Going once, going twice, SOLD to the gentleman with the black hoodie!
Isn’t it ironic that the latest victims of a privacy breach are the users of the massive eBay online auction service? It is estimated that the platform facilitates online auctions for 145 million users. Time.com and others broke the news early on May 21 that eBay suspected that it had been compromised and was urging its user base to change their passwords.
At this juncture, details of the breach remain scarce, and eBay is indicating that no financial information in the form of credit cards or Pay Pal accounts is in scope. This has caused them a fair amount of criticism. This investigation is just getting started. Those of us who have experienced an information security breach know that the scope can expand as forensics are completed to truly determine how much data has been exfiltrated from the crime scene. In a sick twist of events, the roles may just have been reversed on eBay users. Could their identities be up for auction in the cyber underground?
Trend Micro predicted that in 2014 we would see one or more major security breaches a month. Unfortunately, this current breach adds to an extremely long list of casualties of organizations and, subsequently, individuals who have fallen prey to sophisticated and stealthy cyber campaigns. These targeted attacks are aimed directly at compromising sacred datasets. Our identities continue to suffer serious flesh wounds, and many of us have experienced complete identity theft.
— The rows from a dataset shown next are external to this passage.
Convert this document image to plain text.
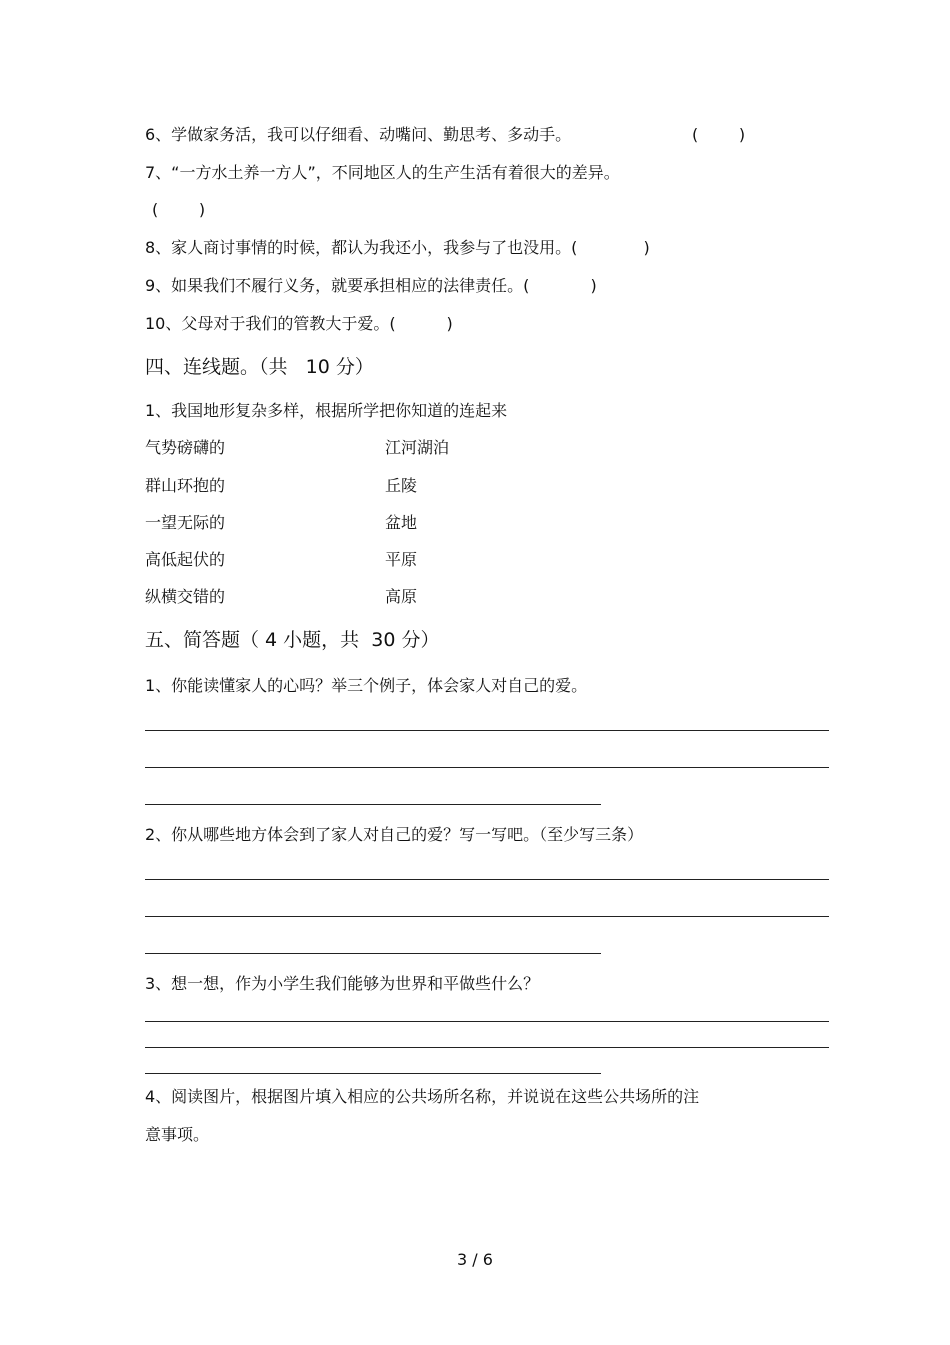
6、学做家务活，我可以仔细看、动嘴问、勤思考、多动手。	(        )
7、“一方水土养一方人”，不同地区人的生产生活有着很大的差异。
(        )
8、家人商讨事情的时候，都认为我还小，我参与了也没用。(             )
9、如果我们不履行义务，就要承担相应的法律责任。(            )
10、父母对于我们的管教大于爱。(          )
四、连线题。（共   10 分）
1、我国地形复杂多样，根据所学把你知道的连起来
气势磅礴的	江河湖泊
群山环抱的	丘陵
一望无际的	盆地
高低起伏的	平原
纵横交错的	高原
五、简答题（ 4 小题，共  30 分）
1、你能读懂家人的心吗？举三个例子，体会家人对自己的爱。
2、你从哪些地方体会到了家人对自己的爱？写一写吧。（至少写三条）
3、想一想，作为小学生我们能够为世界和平做些什么？
4、阅读图片，根据图片填入相应的公共场所名称，并说说在这些公共场所的注
意事项。
3 / 6
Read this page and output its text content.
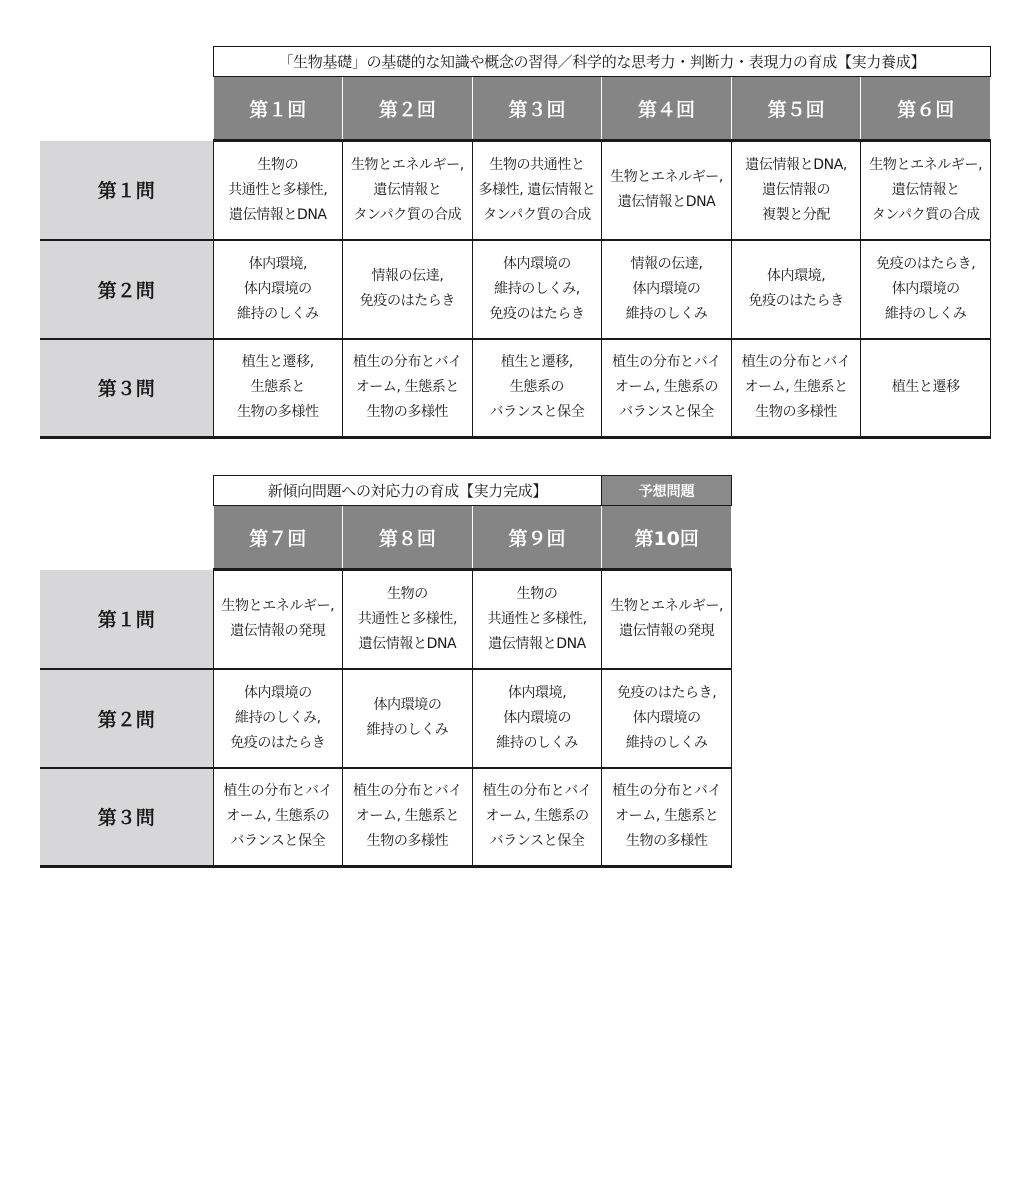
	「生物基礎」の基礎的な知識や概念の習得／科学的な思考力・判断力・表現力の育成【実力養成】					
	第１回	第２回	第３回	第４回	第５回	第６回
第１問	生物の
共通性と多様性,
遺伝情報とDNA	生物とエネルギー,
遺伝情報と
タンパク質の合成	生物の共通性と
多様性, 遺伝情報と
タンパク質の合成	生物とエネルギー,
遺伝情報とDNA	遺伝情報とDNA,
遺伝情報の
複製と分配	生物とエネルギー,
遺伝情報と
タンパク質の合成
第２問	体内環境,
体内環境の
維持のしくみ	情報の伝達,
免疫のはたらき	体内環境の
維持のしくみ,
免疫のはたらき	情報の伝達,
体内環境の
維持のしくみ	体内環境,
免疫のはたらき	免疫のはたらき,
体内環境の
維持のしくみ
第３問	植生と遷移,
生態系と
生物の多様性	植生の分布とバイ
オーム, 生態系と
生物の多様性	植生と遷移,
生態系の
バランスと保全	植生の分布とバイ
オーム, 生態系の
バランスと保全	植生の分布とバイ
オーム, 生態系と
生物の多様性	植生と遷移
	新傾向問題への対応力の育成【実力完成】			予想問題
	第７回	第８回	第９回	第10回
第１問	生物とエネルギー,
遺伝情報の発現	生物の
共通性と多様性,
遺伝情報とDNA	生物の
共通性と多様性,
遺伝情報とDNA	生物とエネルギー,
遺伝情報の発現
第２問	体内環境の
維持のしくみ,
免疫のはたらき	体内環境の
維持のしくみ	体内環境,
体内環境の
維持のしくみ	免疫のはたらき,
体内環境の
維持のしくみ
第３問	植生の分布とバイ
オーム, 生態系の
バランスと保全	植生の分布とバイ
オーム, 生態系と
生物の多様性	植生の分布とバイ
オーム, 生態系の
バランスと保全	植生の分布とバイ
オーム, 生態系と
生物の多様性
The news of the Experian data leak was probably most frightening -- even more so than the recent Target breach. Reports indicate that approximately 200 million Americans’ information was leaked, Social Security numbers included. When you couple all of these data breaches together, you can clearly see that a blueprint on your identity can and will be constructed to commit identity theft. We continue to see this impact on our friends and family, ultimately causing financial and emotional stress on our personal and professional lives. Time and serious investigative work will tell if the eBay breach becomes Top 10 worthy. The overall fallout could be staggering simply due to the sheer numbers of people who conduct online auctions with eBay.
Prices falling for stolen cards, rising for identity info
There has been plenty said about the price of stolen credit cards and how they are distributed and sold in the cyber underground. In fact, Trend Micro’s Forward-Looking Threat Research group has carefully profiled the Russian Underground in 2011 and again in late 2013. What is astonishing is that the price of stolen credit cards is falling. The reason comes down to basic economics. The supply of stolen cards is starting to balloon in the black market, thus prices are dropping. The cyberheists are piling up. However, the focus on quality and overall longevity of acquired datasets is shifting.
The shift seems to be more around identities and personal information housed in social media accounts or credentials used in many places. For example, prices for American credit cards were around $2.50 in 2011 and now are $1.00 and in some cases less. On the contrary, social media accounts like Facebook and Gmail accounts are going for $100 each. The main reason is that there is a tremendous amount of personal data attached to these accounts. Many use Facebook and Gmail accounts to authenticate and access other online services. This makes them extremely attractive for extending the attacker’s reach.
So what does a compromised eBay account go for? Here are the associated values in the cyber underground for compromised eBay accounts:
• 0-5 Feedbacks = $0.2 + mail = $1
• 6-20 Feedbacks = $1 + mail = $5
• 21-50 Feedbacks = $3 + mail = $15
• 51-70 Feedbacks = $5 + mail = $20
• 71-100 Feedbacks = $7+ mail = $30
• 101-300 Feedbacks = $10 + mail = $40
• 301-600 Feedbacks = $18 + mail = $55
• 601-1,000 Feedbacks = $25 + mail = $70
• 1,001-2,000 Feedbacks = $40 + mail = $100
• 2,001-4,000 Feedbacks = $60 + mail = $150
As you can see, these command some pretty steep prices compared to other black market datasets. In short, our identities and personal information should not be up for auction. Organizations like eBay continue to fight the endless battle against targeted attacks daily. Two-factor authentication and encryption will one day be ubiquitous for all services that store our personally identifiable information. Until then, we must take charge of monitoring our own identities, knowing that incidents like this are becoming the new normal.